In the new works exhibited at CHARLIE SMITH london the characters that perform for Jackson’s painting are no less lost to some deep personal wonderment and dream state. They might be the same ones as the ones in sexual dramas; before they removed their clothes or after, and entered into their personal rituals of pain and pleasure. These people might be about to embark on their journeys of self-discovery, where the body will discover its own limits outside of the constrictions and reifications of bourgeois productivity.
Tactfulness is often exhibited between those whose demands upon the world are extraordinary; in a more noble soul it is the quality of one who acts with a certain sense of propriety of doing the right thing at the right time. It can also mean a sense of touch - it has a quality of decisiveness to it. Tact requires a certain touch that is in the end the tacit, the precise manner of touching upon people and difficult subjects. The paintings demonstrate in front of us this certain touch. Just here and here but not so much there. There is no overload of gesture with paint, no over emphasising or stressing where the figure will be touched and described in paint. One is reminded of the tact that occurs frequently in Cezanne, especially in the card players, where the peasants are stated clearly seated at the table but where proximity is the issue: this near, but only this close, no closer.
Closeness to surfaces is of high importance here in these new paintings; in fact the surfaces of flesh are animated, but not all over; only in certain places. The brush is used to activate the skin in much the same way a sadist might animate the skin of the willing submissive with a feather or a riding crop: your flesh will be touched there and there, but not everywhere. It could be said that painting is the art of tacit knowledge; that painting ‘is its own argument’, as T.J. Clark has said in ‘In Sight of Death’.
Perhaps it is also true that painting keeps its distance from us, that it imposes or describes a distance which is not just a literal distance of the painting in this space from my body. The act of painting whether representational or otherwise is an abstraction upon a primary experience of distance. Merleau-Ponty would describe this as a spontaneous experience that precedes language and yet emerges through and within language. ‘The world is flesh’ (M-P) or when looking at painting is about the world becoming flesh. Painting implies depth whether described or denied, it is proffered forth to the viewer, and implies the viewers will accept the painting in their own space.

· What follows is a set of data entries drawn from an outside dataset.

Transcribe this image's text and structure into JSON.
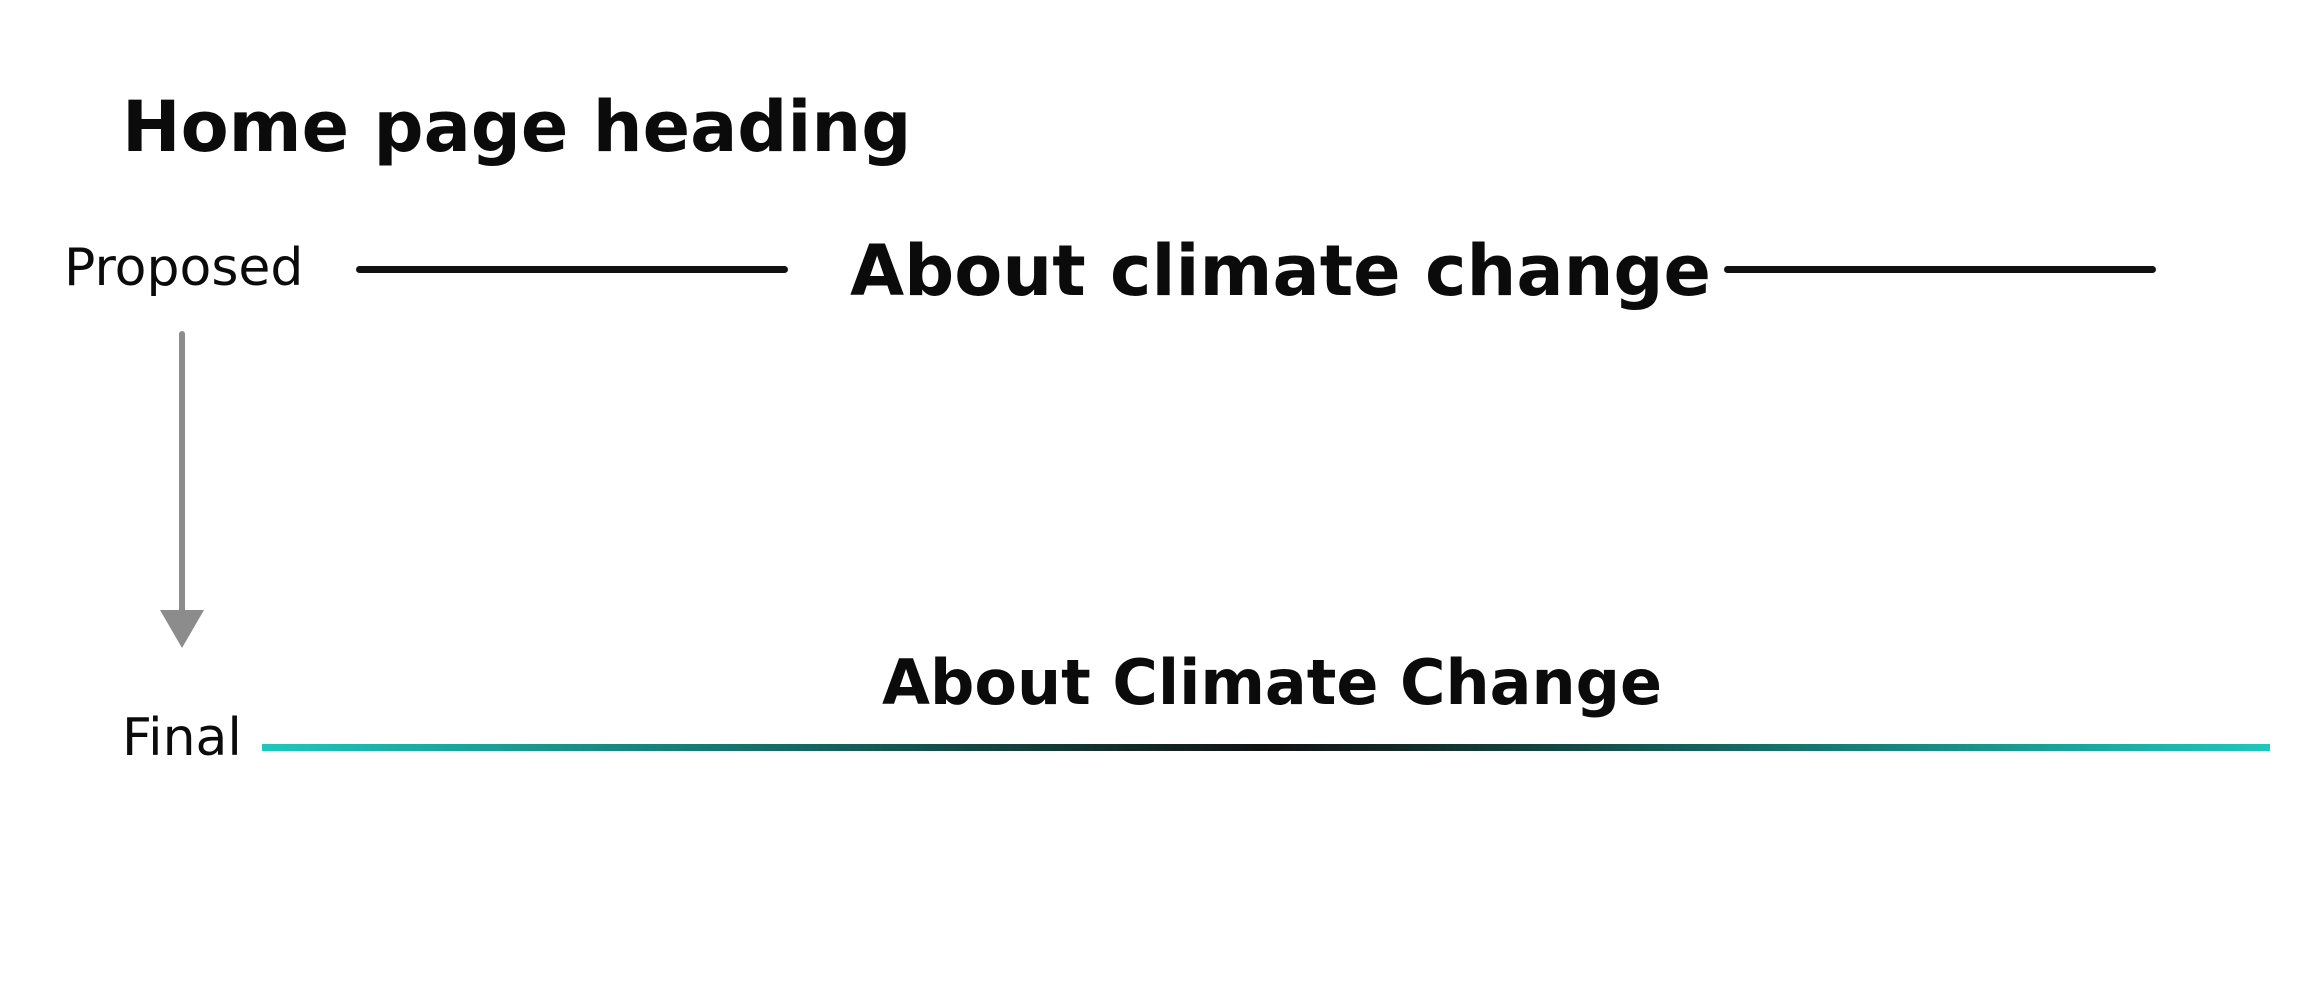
{
  "title": "Home page heading",
  "proposed": {
    "label": "Proposed",
    "heading": "About climate change"
  },
  "final": {
    "label": "Final",
    "heading": "About Climate Change"
  },
  "colors": {
    "text": "#0b0b0b",
    "rule": "#111111",
    "arrow": "#8c8c8c",
    "accent_teal": "#1fc7bd"
  }
}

The figures in Jackson’s paintings seem lost to their own world and lost to our world too. They are at a distance, a certain distance, a distance from themselves and most definitely at a distance from us. They exist silently within their brown rooms and dusty interiors. At once appearing as if from another age, but not one that is locatable. They are dislocated from themselves and from us at the same time. To return to the example of Cezanne again, he was painting at a time of crisis, when the world was no longer an utterly certain rationalist universe, if ever it were, where the certitude of the bourgeois revolutions and the Bonapartist regime no longer held the centre.
Often in times of crisis the daydream becomes the escape route. For many of us who can barely summon the energy to face a cheerless reality of a world utterly hollowed out, the daydream allows more subversive thoughts to arise. A world without any meaningful use for a material history (not that it isn’t thought about and discussed academically). This world where meanings and all the problems that spring from it are eviscerated of all their potencies that could hold community and spirit together.
Jackson’s paintings remind us gently, tacitly of a world that could be dwelt upon, thought about, remembered actively and touched upon in thought and gesture. The daydreamer might be the last person left alone in the library or the bar but still that person has thoughts that need sifting through and evaluating for their quality. A painting, a good painting is just that, a dwelling upon a thought or concept that has to be taken through the medium of paint to remind us of the important restorative qualities of just that act.